Herinneringen aan de Deventer Kermis

HERINNERINGEN AAN DE DEVENTER KERMIS.
______

     De vorderingen der wetenschap en veranderde maatschappelijke verhoudingen hebben hun invloed ook doen gevoelen op den aard der kermisvermakelijkheden. Draaimolens, die door stoom in beweging worden gebracht en weelderig zijn ingericht, hippodromes, waarin men op heusche paarden kan rijden, electrische toestellen, nogat-kramen en zooveel andere dingen, waren in mijn jeugd op de Deventer kermis onbekend.
Draaischuitjes vond men er wel, maar deze werden door menschen in beweging gebracht. Sommige, vooral de „halve cents”, werden door een paar mannen gedraaid en geen andere rijdieren vond men er in dan houten paarden, die schuitjes heetten voort te trekken. Leeuwen, „zeemeerminnen” en andere gedrochten zijn eerst van later tijd.
     Aan geen draaischuitje heb ik aangenamer herinneringen dan aan het „cents”, dat jaar in jaar uit in den hoek van het Kerkhof vóór de Armenkamer stond. Hier hingen de paarden, schuitjes en banken niet aan stangen, maar ze stonden vast op een geraamte van balken. Het werd gedraaid, of liever, rondgeduwd door jongens, die er in liepen als de paarden in een rosmolen; tot belooning mochten zij van tijd tot tijd eens meedraaien.
     Menig bejaard bewoner van Deventer zal zich nog het stereotiepe geroep van den eigenaar herinneren: „Waar zijn de draaiers?” En vervolgens, terwijl hij de plaatsen aanwees, die ze mochten bezetten: „Hier één en daar één; één

_______________↓_______________


|pag. 87|

in dat schuitje en één op die bank bij de trom!” Voor vol werden de mederijdende draaiers evenwel niet aangezien; immers ze mochten niet mee „petie stèken”. In genoemd draaischuitje namelijk werd niet sleutelgetrokken of een mannetje uit een ronde schijf met een gaatje gestoken, neen, hier moest men „petiestèken”.
     Elke jongen die op een paard zat, kreeg te dien einde een korten degen in de hand, waarvan het ijzeren lemmet een paar decimeter lang, rond en stomp was. Met dit wapen moest men een ring steken, die zich vertoonde aan het uiteinde eener van boven gesloten goot, die aan een der buitenste palen, waarop de kap rustte, was aangebracht. Als een ring gestoken was, kwam er dadelijk een andere zijn plaats innemen. Wie zich op die wijze van drie ringen had meester gemaakt, riep: „Petie!”1 [1. Partie (?)]) en behoefde voor den volgenden rit niet te betalen. Het verwondert mij, dat dit soort van draaischuitjes verdwenen is; me dunkt, ze zouden ook in onzen tijd nog een groote aantrekkelijkheid voor de jeugd hebben.
     De eigenaar hiervan hield er ook koekhakblokken op na en nergens vond men prettiger bijltjes dan bij hem. Ze hadden den vorm van werkelijke bijlen en waren dus maar aan één kant scherp; die welke men bij de koekkramen vond, waren meestal dubbel. Hoe dikwijls hebben we niet in: „twee- of driemaal en ens met de pikkert” een stuk koek doorgehakt, dat door taaiheid, dikte en kleur veel overeenkomst had met ’n „leerenlappe”. Wordt er op de Deventer kermis nog met de „snik” geslagen? Dit was een bijl met een los blad, dat achterover kon slaan. Vooral de boeren waren in mijn tijd sterk in het hanteeren van dit werktuig.

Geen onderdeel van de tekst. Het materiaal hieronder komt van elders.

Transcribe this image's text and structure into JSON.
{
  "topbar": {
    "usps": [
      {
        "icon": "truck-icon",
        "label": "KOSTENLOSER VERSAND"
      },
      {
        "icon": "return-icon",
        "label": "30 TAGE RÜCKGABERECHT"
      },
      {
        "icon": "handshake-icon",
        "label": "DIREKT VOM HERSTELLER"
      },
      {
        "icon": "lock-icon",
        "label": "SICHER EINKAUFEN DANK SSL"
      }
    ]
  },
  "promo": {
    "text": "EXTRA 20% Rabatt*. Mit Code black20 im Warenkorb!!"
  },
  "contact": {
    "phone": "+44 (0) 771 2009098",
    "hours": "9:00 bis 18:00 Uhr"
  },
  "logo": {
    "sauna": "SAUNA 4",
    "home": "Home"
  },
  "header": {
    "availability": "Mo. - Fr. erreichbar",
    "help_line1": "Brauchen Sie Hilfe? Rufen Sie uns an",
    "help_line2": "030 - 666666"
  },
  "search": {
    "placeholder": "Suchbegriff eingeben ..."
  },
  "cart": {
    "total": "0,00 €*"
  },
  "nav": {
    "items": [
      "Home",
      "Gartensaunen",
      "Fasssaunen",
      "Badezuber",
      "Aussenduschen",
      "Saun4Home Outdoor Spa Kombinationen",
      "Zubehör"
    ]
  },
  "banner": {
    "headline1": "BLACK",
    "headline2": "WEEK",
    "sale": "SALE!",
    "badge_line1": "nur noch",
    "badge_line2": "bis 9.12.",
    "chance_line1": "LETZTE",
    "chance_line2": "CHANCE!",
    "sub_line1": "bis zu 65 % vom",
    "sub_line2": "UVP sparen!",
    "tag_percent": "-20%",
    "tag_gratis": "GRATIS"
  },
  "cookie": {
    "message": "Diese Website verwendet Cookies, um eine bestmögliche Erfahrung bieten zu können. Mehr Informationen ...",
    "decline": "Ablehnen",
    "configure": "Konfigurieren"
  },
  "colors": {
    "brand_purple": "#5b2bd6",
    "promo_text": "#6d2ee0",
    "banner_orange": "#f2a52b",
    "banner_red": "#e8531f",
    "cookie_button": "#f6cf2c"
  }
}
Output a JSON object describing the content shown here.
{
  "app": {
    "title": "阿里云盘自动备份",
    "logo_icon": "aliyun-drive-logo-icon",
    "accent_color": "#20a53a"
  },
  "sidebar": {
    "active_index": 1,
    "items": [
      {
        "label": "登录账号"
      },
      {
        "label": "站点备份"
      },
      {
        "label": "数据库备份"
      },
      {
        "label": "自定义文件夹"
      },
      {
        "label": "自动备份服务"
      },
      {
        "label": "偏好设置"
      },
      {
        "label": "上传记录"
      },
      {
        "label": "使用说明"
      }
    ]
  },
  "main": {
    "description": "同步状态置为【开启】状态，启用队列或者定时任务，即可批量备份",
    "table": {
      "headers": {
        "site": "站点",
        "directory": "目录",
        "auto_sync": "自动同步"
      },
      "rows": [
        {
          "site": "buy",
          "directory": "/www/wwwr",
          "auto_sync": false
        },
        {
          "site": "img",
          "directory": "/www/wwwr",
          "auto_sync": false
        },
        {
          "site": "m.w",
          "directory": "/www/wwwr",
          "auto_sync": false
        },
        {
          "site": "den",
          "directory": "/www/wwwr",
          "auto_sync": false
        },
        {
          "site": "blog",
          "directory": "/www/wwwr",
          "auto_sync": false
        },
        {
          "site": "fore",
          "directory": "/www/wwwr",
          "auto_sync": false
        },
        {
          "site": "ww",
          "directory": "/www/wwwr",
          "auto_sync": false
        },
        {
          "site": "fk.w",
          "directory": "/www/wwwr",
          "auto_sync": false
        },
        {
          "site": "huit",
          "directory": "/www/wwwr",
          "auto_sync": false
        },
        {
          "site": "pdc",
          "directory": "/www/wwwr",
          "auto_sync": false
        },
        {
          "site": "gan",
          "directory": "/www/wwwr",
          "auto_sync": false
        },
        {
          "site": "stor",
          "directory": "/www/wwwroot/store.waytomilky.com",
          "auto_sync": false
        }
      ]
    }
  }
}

_______________↓_______________


|pag. 88|

     Eenige jaren geleden heb ik nog eens staan kijken naar een poppekast. Ik moet zeggen, dat de gesprekken van den onsterfelijken Jan Klaassen en zijn eega me nog konden boeien. Toch vind ik, dat ze in mijn jeugd geestiger waren; en ook hun moraliteit en hun kieschheid van uitdrukking is er, dunkt me, met de jaren niet op vooruit gegaan.
     En als ik aan de Deventer kermis terugdenk, zou ik dan u vergeten, kleine Thomas 2 [2. Een cartesiaansch duikertje in den vorm van een mannetje, dat dien naam droeg.]). Hoeveel malen heb ik u niet omhoog zien gaan op bevel van uw impressario! Nauwelijks klonk het uit zijn mond: „Thomas, gaat ereis naar boven en schrijf mij die briefjes af”, of men zag u gehoorzamen.
Ik geloofde heilig aan uw vaardigheid; ik bewonderde u. En rees al een enkele maal twijfel in mijn ziel, als ik me maar niet kon verklaren, hoe in zulk een klein bestek plaats genoeg was voor Uw persoon, de brieven en ’t schrijfgereedschap, en hoe ’t u mogelijk was, daar in ’t donker zoo netjes de nummers te schrijven op de enveloppen, waarin „planeetjes” staken, die zonder eenig opschrift in de trommel boven aan het toestel waren gelegd; ik zeg, als mijn geloof aan uw knapheid op ’t punt stond aan ’t wankelen te raken, dan werd die aandoening aanstonds door mijn diepe bewondering onderdrukt. Dat gij en niemand anders, de brieven adresseerdet, stond bij mij vast.
     Ik herinner mij nog, dat ik voor ’t eerst van mijn leven mee mocht naar een echt „spul”, en wel naar de tent, waarin o.m. de lotgevallen vertoond werden van „Levi, Mozes, Sadok in de Krim bij Sebastopol”. We kregen daar onder oorverdoovende kanonnades de bestorming van den Malakoftoren te zien, welk wapenfeit toen nog versch in het geheugen

_______________↓_______________


|pag. 89|

lag. Een twintig, dertigtal jongens speelde voor dooden en gekwetsten. De held van het stuk liep op klompen over de gesneuvelden heen of het maar bossen stroo waren. Geen wonder dan ook, dat telkens een hartverscheurend gekerm opsteeg en dit versterkte den indruk op mijn gemoed niet weinig, ’t Verwonderde mij dan ook, dat mijn anders zoo ernstige geleider bij zulk een schouwspel kon schaterlachen.
Mijn illusie was volkomen.
     Een vast nummer op ons kermisprogramma was het beklimmen van den grooten toren. Tegen betaling van een cent mocht men tot den omloop stijgen. Als we boven waren en het carillon begon te spelen, dan kwamen honderden kraaien uit hun schuilhoeken te voorschijn. Al fladderende en kraaiende vlogen ze naar buiten en rustten niet voordat de laatste slag koud was. Dikwijls brachten we een jongen vogel mee naar beneden. Er zijn er misschien nog die zich herinneren hoe eens, bij gelegenheid van de kermis, een al te opgewonden dragonder met getrokken sabel over de leuning van den omloop marcheerde en aan de sidderende toeschouwers proeven van vaardigheid in ’t handteeren van zijn wapen ten beste gaf.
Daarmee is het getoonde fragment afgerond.